When the next rail and Tube strikes are and all the planned walkouts in July and August

The UK’s summer of travel disruption is showing no signs of easing, with a series of further strikes planned for August.

Walkouts will affect rail services around the UK, as well as separate action which will severely impact the London Underground.

On Wednesday 27 July around 80 per cent of trains around the country were canceled in the most recent strike, following a series of major actions in June.

Here’s everything you need to know about the train and Tube strikes coming up, and why they are happening.

When are the next train strikes?

Aslef union members at eight train operators are staging a strike on Saturday 30 July after talks broke down over pay.

It is expected 5,500 members of staff will walk out, on a day when Birmingham will be hosting a packed schedule of events for the 2022 Commonwealth Games.

This includes the marathon, which will mean many city center roads will be closed to road traffic.

The train companies affected by the strike are:

  • London Overground
  • Greater Anglia
  • Great Western Railway
  • Hull Trains
  • LNER
  • London Northwestern Railway
  • Southeastern
  • West Midlands Railway

The same union is staging a further walkout on Saturday 13 August, involving train drivers at nine rail companies:

  • Avanti West Coast
  • CrossCountry
  • Greater Anglia
  • Great Western Railway
  • Hull Trains
  • LNER
  • London Overground
  • Southeastern
  • West Midlands Trains
Strikes have caused widespread disruption on UK rail services this summer (Photo: AP)
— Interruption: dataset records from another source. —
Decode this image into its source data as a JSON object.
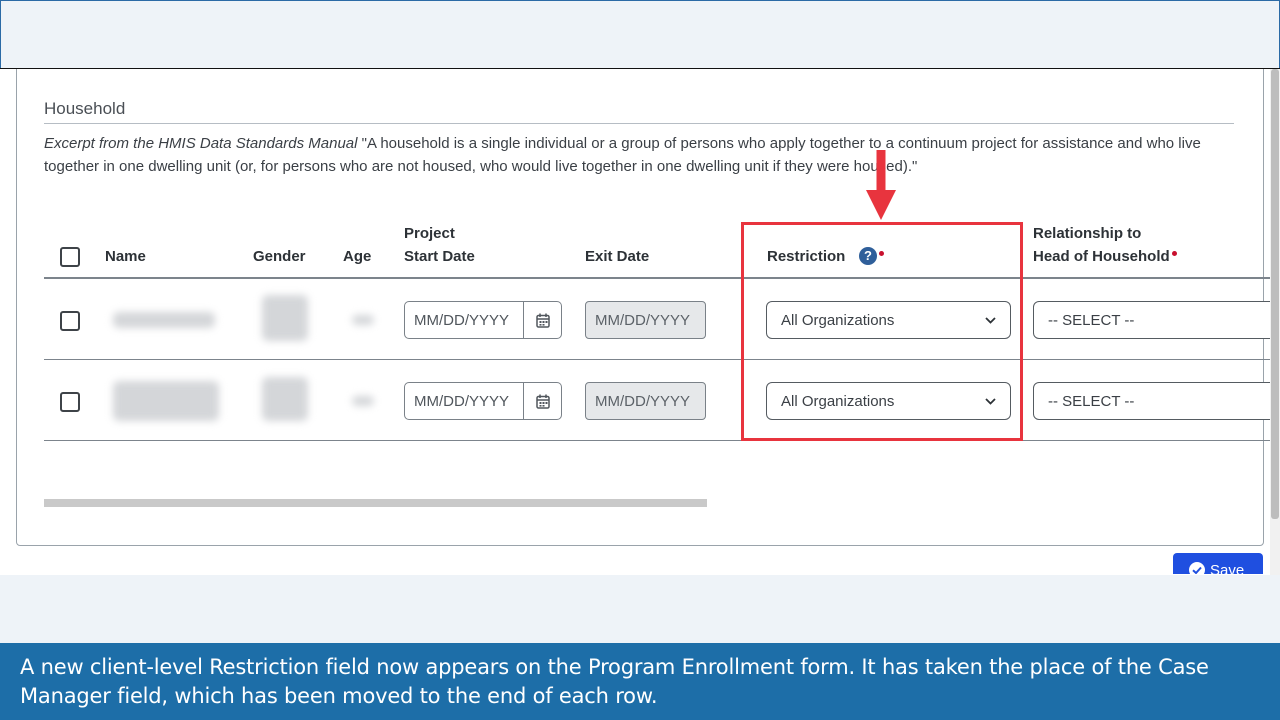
{
  "section": {
    "title": "Household",
    "excerpt_label": "Excerpt from the HMIS Data Standards Manual",
    "excerpt_text": " \"A household is a single individual or a group of persons who apply together to a continuum project for assistance and who live together in one dwelling unit (or, for persons who are not housed, who would live together in one dwelling unit if they were housed).\""
  },
  "table": {
    "headers": {
      "name": "Name",
      "gender": "Gender",
      "age": "Age",
      "project_start_line1": "Project",
      "project_start_line2": "Start Date",
      "exit_date": "Exit Date",
      "restriction": "Restriction",
      "relationship_line1": "Relationship to",
      "relationship_line2": "Head of Household"
    },
    "rows": [
      {
        "start_placeholder": "MM/DD/YYYY",
        "exit_placeholder": "MM/DD/YYYY",
        "restriction": "All Organizations",
        "relationship": "-- SELECT --"
      },
      {
        "start_placeholder": "MM/DD/YYYY",
        "exit_placeholder": "MM/DD/YYYY",
        "restriction": "All Organizations",
        "relationship": "-- SELECT --"
      }
    ]
  },
  "help_icon": "question-circle-icon",
  "calendar_icon": "calendar-icon",
  "save_button": {
    "label": "Save",
    "icon": "check-circle-icon"
  },
  "caption": "A new client-level Restriction field now appears on the Program Enrollment form. It has taken the place of the Case Manager field, which has been moved to the end of each row.",
  "colors": {
    "highlight": "#e8343e",
    "caption_bg": "#1d6ea8",
    "save_button": "#1f4fe0",
    "help_icon": "#2f5f9a",
    "required": "#c8102e"
  }
}
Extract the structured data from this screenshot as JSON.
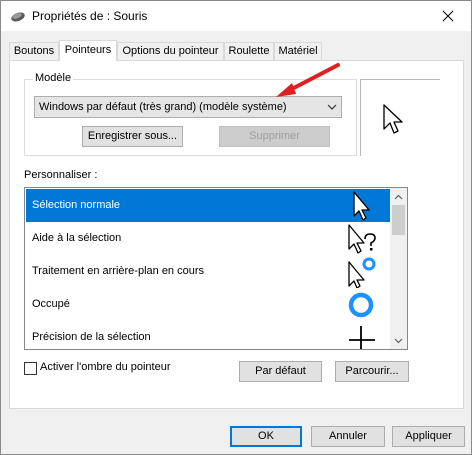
{
  "window": {
    "title": "Propriétés de : Souris"
  },
  "tabs": [
    {
      "label": "Boutons"
    },
    {
      "label": "Pointeurs"
    },
    {
      "label": "Options du pointeur"
    },
    {
      "label": "Roulette"
    },
    {
      "label": "Matériel"
    }
  ],
  "scheme": {
    "group_label": "Modèle",
    "selected": "Windows par défaut (très grand) (modèle système)",
    "save_as_label": "Enregistrer sous...",
    "delete_label": "Supprimer"
  },
  "customize": {
    "label": "Personnaliser :",
    "items": [
      {
        "label": "Sélection normale",
        "cursor_icon": "arrow-icon"
      },
      {
        "label": "Aide à la sélection",
        "cursor_icon": "help-select-icon"
      },
      {
        "label": "Traitement en arrière-plan en cours",
        "cursor_icon": "working-in-background-icon"
      },
      {
        "label": "Occupé",
        "cursor_icon": "busy-icon"
      },
      {
        "label": "Précision de la sélection",
        "cursor_icon": "precision-crosshair-icon"
      }
    ],
    "selected_index": 0
  },
  "shadow": {
    "label": "Activer l'ombre du pointeur",
    "checked": false
  },
  "buttons": {
    "default_label": "Par défaut",
    "browse_label": "Parcourir...",
    "ok_label": "OK",
    "cancel_label": "Annuler",
    "apply_label": "Appliquer"
  },
  "colors": {
    "accent": "#0078d7",
    "annotation_arrow": "#e02020",
    "busy_ring": "#1e90ff"
  }
}
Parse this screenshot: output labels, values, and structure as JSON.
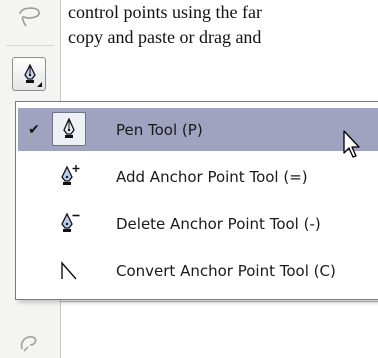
{
  "document": {
    "lines": [
      "control points using the far",
      "copy and paste or drag and"
    ]
  },
  "toolbar": {
    "lasso_icon": "lasso-icon",
    "pen_button_icon": "pen-icon",
    "bottom_icon": "freeform-icon"
  },
  "menu": {
    "items": [
      {
        "label": "Pen Tool (P)",
        "icon": "pen-icon",
        "checked": true,
        "selected": true
      },
      {
        "label": "Add Anchor Point Tool (=)",
        "icon": "add-anchor-icon",
        "checked": false,
        "selected": false
      },
      {
        "label": "Delete Anchor Point Tool (-)",
        "icon": "delete-anchor-icon",
        "checked": false,
        "selected": false
      },
      {
        "label": "Convert Anchor Point Tool (C)",
        "icon": "convert-anchor-icon",
        "checked": false,
        "selected": false
      }
    ],
    "check_glyph": "✔"
  },
  "colors": {
    "selection": "#9fa3c0",
    "menu_border": "#7b7b7b"
  }
}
The Rail, Maritime and Transport union (RMT) is also staging strikes for Thursday 18 August spirit Saturday 20 August.

These major walkouts are expected to include 40,000 workers – around 20,000 from Network Rail, including signaling and track maintenance workers – and the remainder from 14 train operating companies.

This means the scale of disruption is likely to be similar to the debilitating walkouts in June, which involved 13 operators – here are the companies involved:

  • Chiltern Railways
  • Cross Country Trains
  • Greater Anglia
  • LNER
  • East Midlands Railway
  • c2c
  • Great Western Railway
  • Northern Trains
  • South Eastern
  • South Western Railway
  • TransPennine Express
  • Avanti West Coast
  • West Midlands Trains
  • GTR (including Gatwick Express)
  • London Overground
  • Great Western Railway
  • Hull Trains
  • London Northwestern Railway

When are the next Tube strikes?

Workers on the London Underground are set to stage a 24-hour strike on Friday 19 August.

The RMT union said the walkout has been prompted by TfL’s “refusal” to share details of a draft government proposal for funding the transport system.

It added that it is giving TfL until 2 August to give assurances on jobs, pensions and working conditions.

The announcement comes one day before the separate 24-hour RMT walkout affecting 14 rail companies.

Workers on the London Underground are to stage a 24-hour walkout on 19 August (Photo: Getty Images)

RMT general secretary Mick Lynch said: “Our members will once again take to picket lines in this important dispute over pensions, jobs and conditions.

“They have been messed around by TfL and Mayor Sadiq Khan. And to add insult to injury, they have not seen the details of this funding letter from the government.

“Unless there can be assurances made about jobs, pensions and detrimental changes to working conditions, then our strike on 19 August will go ahead.”

More on Strikes

Why are rail workers striking?

The RMT is calling for a pay rise for its workers of at least seven per cent, which is still below the current inflation rate of 9.4 per cent.

Union leaders have rejected a “paltry” four per cent pay rise offer from Network Rail for the remainder of the year and a possible four per cent pay rise next year if rail workers accepted changes in job conditions. The union has said it will keep launching strike action if the Government refuses to back down.

Mr Lynch has described strike action as “the only course open to us,” and insisted “that this dispute will continue for as long as it takes”.

He said: “The offer from Network Rail represents a real terms pay cut for our members and the paltry sum is conditional on RMT members agreeing to drastic changes in their working lives.”

When the Aslef walkout on 13 August was announced Mick Whelan, the union’s general secretary, said that “strikes are always the last resort”.

However, he added: “Many of our members, who were the men and women who moved key workers and goods around the country during the pandemic, have not had a pay rise since 2019.

“With inflation running at north of 10% that means those drivers have had a real-terms pay cut over the last three years. We want an increase in line with the cost of living – we want to be able to buy, in 2022, what we could buy in 2021.

“It’s not unreasonable to ask your employer to make sure you’re not worse off for three years in a row. Especially as the train companies are doing very nicely, thank you, out of Britain’s railways – with handsome profits, dividends for shareholders, and big salaries for managers – and train drivers don’t want to work longer for less.”